The three main improvement areas, says De Beer, are the inclusion of estimates for the non-observed economy, the introduction of international recommended classifications and increased compilation.
Increased compilation would, for example, include further breakdowns within sectors, like shoes having a separate line from clothing for better assessment.
This entails the GDP industry level increasing from 95 to 292 and product level from 28 to 105.
De Beer says the non-observed economy (NOE) refers to those economic activities that should be included in GDP, but for one reason or another are not recorded in the statistical surveys or administrative records.
GDP will now include things like underground production by people not registered in an industry and illegal production.
The estimates of NOE are incorporated into nine industries. It includes things like informal construction activities and prostitution.
However, De Beer points out that the informal sector makes up a very small part of South Africa's economy at 6.5% of total GDP.
Cassim makes the point that while the contribution to employment can be quite high, the value
can be quite small.
International recommended classifications include the introduction of the Central Product Classification in the supply and use tables and classification of household final consumption expenditure according to the Classification of Individual Consumption by Purpose.
De Beer says there is no guaranteed upward revision of growth rates, even with the realistic assumptions of increased levels.
"Real estimates in 2005 prices will behave differently from 2000 prices, especially if there were large movements in the prices," he cautions.
"Changing of base year, even without changing levels of data, will have an impact on growth rates," says De Beer.
"This is fairly normal practice in national accounts. The estimates will be closer to what real life is than was reported previously," said Cassim.
One big factor, it is conceded, that will need to change is the Budget deficit, which will be calibrated against the new GDP number.
Cassim and De Beer were unable to give much insight into the overall result, but they did conceded that technically this could change perceptions around the recession if the revisions are upwards.
The new data will include estimates for the third quarter of 2009 and revised quarterly, annual and regional estimates from the first quarter of 2002.
Finalised external trade (balance of payments) and government finance statistics for 2005 will be available.
South Africa's real gross domestic product (GDP) at market prices on a quarter-on-quarter (q/q) seasonally adjusted annualised (saa) basis dropped by -3.0% in the second quarter of 2009 from -6.4% in the first quarter.
This was the first instance of three consecutive quarters of negative growth since the fourth quarter of 1992.

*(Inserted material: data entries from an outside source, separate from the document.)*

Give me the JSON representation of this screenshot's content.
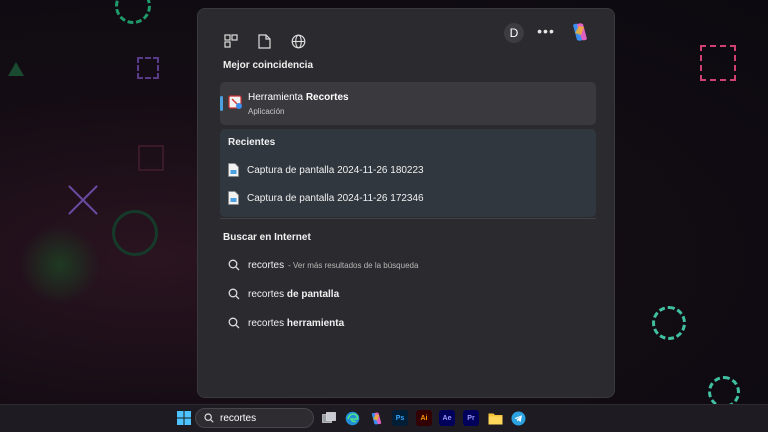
{
  "search_panel": {
    "top_bar": {
      "avatar_letter": "D",
      "more_label": "•••"
    },
    "best_match": {
      "heading": "Mejor coincidencia",
      "app_name_prefix": "Herramienta ",
      "app_name_match": "Recortes",
      "app_kind": "Aplicación"
    },
    "recents": {
      "heading": "Recientes",
      "items": [
        "Captura de pantalla 2024-11-26 180223",
        "Captura de pantalla 2024-11-26 172346"
      ]
    },
    "web": {
      "heading": "Buscar en Internet",
      "items": [
        {
          "query": "recortes",
          "suffix": "",
          "hint": "- Ver más resultados de la búsqueda"
        },
        {
          "query": "recortes ",
          "suffix": "de pantalla",
          "hint": ""
        },
        {
          "query": "recortes ",
          "suffix": "herramienta",
          "hint": ""
        }
      ]
    }
  },
  "taskbar": {
    "search_value": "recortes",
    "apps": [
      {
        "label": "Ps",
        "color": "#31a8ff",
        "bg": "#001e36"
      },
      {
        "label": "Ai",
        "color": "#ff9a00",
        "bg": "#330000"
      },
      {
        "label": "Ae",
        "color": "#9999ff",
        "bg": "#00005b"
      },
      {
        "label": "Pr",
        "color": "#9999ff",
        "bg": "#00005b"
      }
    ]
  },
  "colors": {
    "accent": "#4ca0e0",
    "panel": "#2b2a2e",
    "taskbar": "#1e1c22"
  }
}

The result last quarter had ushered in the first recession in 17 years.
It was also the worst figure since the third quarter of 1984 when GDP was at -6.5% and it is currently the first technical recession in South Africa since the fourth quarter of 1992.
Non-seasonally adjusted year-on-year (y/y) GDP in the second quarter was placed at -2.8% from a revises -1.2% (-1.3%).
For 2008 real annual GDP rose 3.1% from 5.1% in 2007.
Full year GDP in 2006 was 5.3% from the 5.0% year-on-year (y/y) reported in 2005, which was the fastest pace of growth since 1984.
It then reached 5.1% in 2007.
The revised level of GDP at current prices for 2005 was estimated at R1,544 billion, which is R3 billion higher than the previous estimate.
The estimate for 2006 was R1 745 billion, revised up by R4 billion.
The independent annual estimate for 2007 was previously revised by 0.1% to R1 999 billion.